Above the Fold
Low Interest Rates Forever?
OK, we all know that’s probably not the case, but there are big changes [potentially] coming to how quickly rates rise from relatively low levels. For more than 30 years, the playbook of the Federal Reserve (“Fed”) around recessionary times has been to aggressively drop rates and then preemptively lift interest rates slowly as the economy improves, often ahead of a full recovery. But the current seven voting members of the Federal Open Market Committee are rethinking this strategy in favor of a more protracted low-rate environment, even if inflation creeps above its magical target level of 2% annualized.
This all goes back to the dual (primary) mandates of the Fed — foster maximum employment, and keep prices stable (stability is obviously a relative and subjective term). The Federal Reserve Act of 1977 actually amended the mandate to “maintain long run growth of the monetary and credit aggregates commensurate with the economy’s long run potential to increase production, so as to promote effectively the goals of maximum employment, stable prices and moderate long-term interest rates.”

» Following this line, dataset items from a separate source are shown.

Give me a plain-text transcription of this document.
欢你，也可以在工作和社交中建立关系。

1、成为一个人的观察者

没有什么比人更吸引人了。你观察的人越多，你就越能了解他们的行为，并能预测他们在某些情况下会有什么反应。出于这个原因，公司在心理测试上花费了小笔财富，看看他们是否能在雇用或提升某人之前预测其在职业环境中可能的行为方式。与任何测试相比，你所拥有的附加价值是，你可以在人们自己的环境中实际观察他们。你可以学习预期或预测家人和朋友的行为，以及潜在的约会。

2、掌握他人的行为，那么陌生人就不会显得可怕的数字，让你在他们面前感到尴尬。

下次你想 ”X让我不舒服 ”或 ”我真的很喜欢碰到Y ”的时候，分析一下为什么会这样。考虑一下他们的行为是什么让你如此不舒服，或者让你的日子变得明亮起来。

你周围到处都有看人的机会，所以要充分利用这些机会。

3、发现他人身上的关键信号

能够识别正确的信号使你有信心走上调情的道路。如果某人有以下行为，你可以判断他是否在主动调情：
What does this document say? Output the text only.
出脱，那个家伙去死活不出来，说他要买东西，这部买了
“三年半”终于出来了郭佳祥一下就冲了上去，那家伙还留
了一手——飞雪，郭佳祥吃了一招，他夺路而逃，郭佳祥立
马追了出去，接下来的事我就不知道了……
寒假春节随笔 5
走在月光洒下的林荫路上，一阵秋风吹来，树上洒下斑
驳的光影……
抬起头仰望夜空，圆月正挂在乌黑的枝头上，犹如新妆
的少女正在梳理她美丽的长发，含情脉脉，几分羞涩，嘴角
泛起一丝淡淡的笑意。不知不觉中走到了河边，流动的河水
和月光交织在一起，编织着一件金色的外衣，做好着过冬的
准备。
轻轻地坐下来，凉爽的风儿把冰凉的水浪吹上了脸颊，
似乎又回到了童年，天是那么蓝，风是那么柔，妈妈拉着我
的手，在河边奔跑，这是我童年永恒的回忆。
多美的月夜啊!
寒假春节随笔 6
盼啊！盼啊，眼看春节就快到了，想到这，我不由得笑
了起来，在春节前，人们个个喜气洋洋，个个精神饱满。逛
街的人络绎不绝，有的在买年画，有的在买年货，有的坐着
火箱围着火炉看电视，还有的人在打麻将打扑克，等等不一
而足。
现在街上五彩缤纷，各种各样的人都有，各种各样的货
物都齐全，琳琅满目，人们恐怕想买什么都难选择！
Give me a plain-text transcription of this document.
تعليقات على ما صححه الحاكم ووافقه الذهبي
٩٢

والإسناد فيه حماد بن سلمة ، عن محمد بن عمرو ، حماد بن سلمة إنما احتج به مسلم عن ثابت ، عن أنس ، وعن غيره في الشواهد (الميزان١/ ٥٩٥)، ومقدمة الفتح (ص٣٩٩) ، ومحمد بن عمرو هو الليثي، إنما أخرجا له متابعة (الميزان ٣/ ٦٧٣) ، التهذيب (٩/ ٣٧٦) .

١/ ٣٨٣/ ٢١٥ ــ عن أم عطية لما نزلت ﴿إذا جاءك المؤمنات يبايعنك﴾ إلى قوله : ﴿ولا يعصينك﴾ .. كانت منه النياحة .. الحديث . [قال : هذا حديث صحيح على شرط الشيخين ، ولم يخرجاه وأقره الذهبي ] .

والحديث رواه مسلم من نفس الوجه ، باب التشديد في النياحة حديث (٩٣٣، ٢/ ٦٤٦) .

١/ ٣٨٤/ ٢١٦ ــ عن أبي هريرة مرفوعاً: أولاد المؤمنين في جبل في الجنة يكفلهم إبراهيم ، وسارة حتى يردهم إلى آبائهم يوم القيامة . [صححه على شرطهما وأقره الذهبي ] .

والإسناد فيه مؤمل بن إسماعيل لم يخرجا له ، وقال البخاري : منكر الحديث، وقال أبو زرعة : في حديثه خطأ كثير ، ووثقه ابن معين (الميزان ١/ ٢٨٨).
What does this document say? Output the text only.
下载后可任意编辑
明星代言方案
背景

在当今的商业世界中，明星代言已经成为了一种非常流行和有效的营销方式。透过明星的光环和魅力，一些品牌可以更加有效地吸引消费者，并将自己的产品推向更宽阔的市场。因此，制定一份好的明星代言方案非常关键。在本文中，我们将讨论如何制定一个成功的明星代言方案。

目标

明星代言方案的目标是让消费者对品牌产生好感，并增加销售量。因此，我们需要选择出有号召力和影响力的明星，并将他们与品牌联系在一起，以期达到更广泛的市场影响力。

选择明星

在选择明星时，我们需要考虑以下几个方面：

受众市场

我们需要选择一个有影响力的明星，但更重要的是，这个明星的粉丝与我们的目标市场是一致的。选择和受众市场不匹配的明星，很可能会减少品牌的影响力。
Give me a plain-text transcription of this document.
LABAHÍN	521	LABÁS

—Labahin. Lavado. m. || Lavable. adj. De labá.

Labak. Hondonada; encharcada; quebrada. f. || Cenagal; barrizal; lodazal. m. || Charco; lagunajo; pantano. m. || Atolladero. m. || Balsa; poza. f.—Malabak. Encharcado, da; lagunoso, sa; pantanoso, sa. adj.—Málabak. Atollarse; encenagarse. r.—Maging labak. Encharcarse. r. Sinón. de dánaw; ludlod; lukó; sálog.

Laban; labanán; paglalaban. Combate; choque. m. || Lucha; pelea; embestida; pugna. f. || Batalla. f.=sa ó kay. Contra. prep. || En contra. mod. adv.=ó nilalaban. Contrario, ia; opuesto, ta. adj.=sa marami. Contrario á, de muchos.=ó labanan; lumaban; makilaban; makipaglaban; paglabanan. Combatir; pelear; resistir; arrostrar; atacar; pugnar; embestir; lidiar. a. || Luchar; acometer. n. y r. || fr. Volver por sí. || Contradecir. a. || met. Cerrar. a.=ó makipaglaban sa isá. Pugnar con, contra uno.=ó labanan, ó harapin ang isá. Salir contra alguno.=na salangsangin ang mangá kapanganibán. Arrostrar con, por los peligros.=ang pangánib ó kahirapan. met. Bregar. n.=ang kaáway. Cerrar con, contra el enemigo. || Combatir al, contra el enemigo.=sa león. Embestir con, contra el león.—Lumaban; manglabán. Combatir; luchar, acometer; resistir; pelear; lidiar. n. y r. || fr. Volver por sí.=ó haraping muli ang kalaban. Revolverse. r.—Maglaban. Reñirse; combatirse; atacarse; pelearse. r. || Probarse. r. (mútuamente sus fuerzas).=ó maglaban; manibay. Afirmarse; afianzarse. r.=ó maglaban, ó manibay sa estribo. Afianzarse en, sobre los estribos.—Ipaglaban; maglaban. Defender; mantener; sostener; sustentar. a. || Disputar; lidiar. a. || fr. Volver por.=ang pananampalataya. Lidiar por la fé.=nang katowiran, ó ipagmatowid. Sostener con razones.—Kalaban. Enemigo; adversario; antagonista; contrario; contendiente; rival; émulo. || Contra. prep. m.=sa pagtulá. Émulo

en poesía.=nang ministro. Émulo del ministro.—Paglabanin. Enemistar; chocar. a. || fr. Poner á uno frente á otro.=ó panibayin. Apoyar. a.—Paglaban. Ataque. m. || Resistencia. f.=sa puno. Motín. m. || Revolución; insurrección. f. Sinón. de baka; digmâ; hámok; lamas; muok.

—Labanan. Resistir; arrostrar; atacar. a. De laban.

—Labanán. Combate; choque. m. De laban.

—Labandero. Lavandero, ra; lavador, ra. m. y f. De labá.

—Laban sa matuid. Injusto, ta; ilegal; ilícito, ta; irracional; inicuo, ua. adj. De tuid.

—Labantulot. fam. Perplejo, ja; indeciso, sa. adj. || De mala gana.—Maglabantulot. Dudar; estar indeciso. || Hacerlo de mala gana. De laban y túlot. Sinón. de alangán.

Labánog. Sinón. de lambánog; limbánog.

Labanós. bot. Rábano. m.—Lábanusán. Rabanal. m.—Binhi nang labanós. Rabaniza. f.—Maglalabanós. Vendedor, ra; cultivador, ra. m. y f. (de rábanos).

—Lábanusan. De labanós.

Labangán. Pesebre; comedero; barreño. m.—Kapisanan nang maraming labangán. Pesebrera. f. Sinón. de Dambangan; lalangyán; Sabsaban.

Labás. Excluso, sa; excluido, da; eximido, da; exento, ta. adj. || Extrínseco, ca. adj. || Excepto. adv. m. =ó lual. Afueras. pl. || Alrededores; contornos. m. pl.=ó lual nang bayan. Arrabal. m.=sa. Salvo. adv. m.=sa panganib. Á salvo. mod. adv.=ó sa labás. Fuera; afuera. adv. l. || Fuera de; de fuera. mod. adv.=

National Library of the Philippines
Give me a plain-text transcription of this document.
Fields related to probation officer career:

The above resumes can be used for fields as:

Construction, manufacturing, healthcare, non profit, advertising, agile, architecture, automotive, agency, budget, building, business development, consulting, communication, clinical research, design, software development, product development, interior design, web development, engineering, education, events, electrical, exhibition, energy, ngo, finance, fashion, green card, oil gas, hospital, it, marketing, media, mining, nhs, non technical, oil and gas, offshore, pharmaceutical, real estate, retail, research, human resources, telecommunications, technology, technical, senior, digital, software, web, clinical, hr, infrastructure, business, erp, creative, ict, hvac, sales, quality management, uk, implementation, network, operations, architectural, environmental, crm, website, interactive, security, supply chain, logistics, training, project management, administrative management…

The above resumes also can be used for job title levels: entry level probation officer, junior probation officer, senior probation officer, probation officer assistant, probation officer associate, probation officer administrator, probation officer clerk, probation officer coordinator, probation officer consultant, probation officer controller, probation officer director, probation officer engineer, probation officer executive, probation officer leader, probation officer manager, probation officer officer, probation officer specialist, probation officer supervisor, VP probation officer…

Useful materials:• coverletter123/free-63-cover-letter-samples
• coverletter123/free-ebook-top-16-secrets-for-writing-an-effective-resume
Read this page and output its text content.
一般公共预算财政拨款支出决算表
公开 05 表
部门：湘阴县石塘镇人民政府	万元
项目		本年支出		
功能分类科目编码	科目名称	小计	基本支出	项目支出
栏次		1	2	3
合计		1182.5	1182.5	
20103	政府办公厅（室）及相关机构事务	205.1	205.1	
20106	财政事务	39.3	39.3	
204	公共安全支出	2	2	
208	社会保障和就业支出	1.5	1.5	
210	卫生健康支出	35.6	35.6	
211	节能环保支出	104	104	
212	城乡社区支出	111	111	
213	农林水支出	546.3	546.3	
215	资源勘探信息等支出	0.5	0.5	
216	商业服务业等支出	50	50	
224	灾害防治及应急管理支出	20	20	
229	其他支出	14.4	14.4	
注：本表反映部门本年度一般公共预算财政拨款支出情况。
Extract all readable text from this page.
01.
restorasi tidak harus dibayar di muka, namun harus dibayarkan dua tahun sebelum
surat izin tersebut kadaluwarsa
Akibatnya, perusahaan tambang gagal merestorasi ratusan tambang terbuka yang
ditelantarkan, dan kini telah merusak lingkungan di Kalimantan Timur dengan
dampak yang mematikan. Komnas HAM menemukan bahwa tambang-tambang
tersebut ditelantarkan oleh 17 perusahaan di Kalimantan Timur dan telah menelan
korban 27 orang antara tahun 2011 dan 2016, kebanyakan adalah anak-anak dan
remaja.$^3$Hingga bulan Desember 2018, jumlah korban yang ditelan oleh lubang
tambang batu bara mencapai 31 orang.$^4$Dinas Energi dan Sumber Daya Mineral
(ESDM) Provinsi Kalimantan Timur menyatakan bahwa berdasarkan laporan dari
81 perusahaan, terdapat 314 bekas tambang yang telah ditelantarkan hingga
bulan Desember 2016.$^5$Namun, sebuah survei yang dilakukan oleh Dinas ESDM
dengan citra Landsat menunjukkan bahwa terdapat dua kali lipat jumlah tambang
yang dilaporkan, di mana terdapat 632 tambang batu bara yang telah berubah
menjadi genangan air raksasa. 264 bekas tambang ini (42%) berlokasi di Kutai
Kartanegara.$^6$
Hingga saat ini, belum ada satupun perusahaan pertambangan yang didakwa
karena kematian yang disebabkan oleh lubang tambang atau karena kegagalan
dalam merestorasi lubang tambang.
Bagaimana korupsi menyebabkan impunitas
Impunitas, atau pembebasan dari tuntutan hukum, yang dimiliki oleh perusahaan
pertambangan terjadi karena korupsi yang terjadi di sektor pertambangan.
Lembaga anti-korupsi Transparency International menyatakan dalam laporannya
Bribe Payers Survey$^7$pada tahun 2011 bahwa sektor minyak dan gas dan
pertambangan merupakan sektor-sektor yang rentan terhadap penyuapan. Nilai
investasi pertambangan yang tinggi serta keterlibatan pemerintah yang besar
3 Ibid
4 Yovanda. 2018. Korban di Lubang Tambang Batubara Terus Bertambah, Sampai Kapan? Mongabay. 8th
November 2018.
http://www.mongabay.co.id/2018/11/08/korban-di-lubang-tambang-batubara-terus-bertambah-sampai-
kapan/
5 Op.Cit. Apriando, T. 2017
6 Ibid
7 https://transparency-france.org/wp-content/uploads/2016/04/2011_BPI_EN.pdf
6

With the unemployment rate above 11% (yet thankfully declining in most states), the Fed has quite a task ahead to get back to an “unemployment sweet spot” of around 5%, as this is considered “full employment.” To get there, the central bank may be more apt to allow inflation to run at or above its target for a period since inflation has remained relatively low throughout most low-rate environments. Low inflation issues in Japan and Europe over the last 20 and 10 years, respectively, are also being examined. A commitment to low rates over longer durations would likely help capital and real estate markets, but we aren’t likely to know the Fed’s decision on the matter until at least mid-September.
- Microsoft’s Clock-Like Precision Could Reshape Global Tech Landscape – The maker of Windows is proceeding with negotiations to purchase the U.S. operations of video sharing sensation TikTok. Microsoft CEO Satya Nadella has been in direct contact with President Trump and staff to reassure them that national security concerns will be addressed. The deal would mean that North American users’ data would be housed and controlled on domestic servers, allowing Microsoft to better ensure privacy and security, which have both been a concern for lawmakers.
- 7-Eleven Agrees to Run a “Marathon” – In the biggest energy-related deal of the year, fuel maker Marathon Petroleum will sell its “Speedway” gas stations to the owners of the 7-Eleven store chain for $21 billion. The deal will include about 3,900 convenience stores and increase 7-Eleven’s North American footprint to about 14,000 locations.
- Your Face Could Replace Your Ticket at Stadiums Across America – The pandemic could prove to be a major catalyst for the implementation of facial recognition. Several pro sports teams are testing facial recognition technology at several venues in an effort to reduce lines and contact points. The machines will automatically match your face to a valid ticket, take your temperature and warn you if your mask is being worn incorrectly.
Did You Know?
Fun August Facts
August, formerly known as Sextillis, was named in honor of Roman Emperor Augustus Caesar eight years after the birth of Christ. Caesar selected the month as it was a period in which many of his greatest victories occurred, including the defeat and eventual suicide of Antony and Cleopatra. Contrary to popular belief, the emperor didn’t lengthen the month to 31 days to match July; it had been that way since the establishment of the Julian calendar more than 50 years prior. August also marked the start of the first World War, the end of World War II and the launch of the Model T Ford.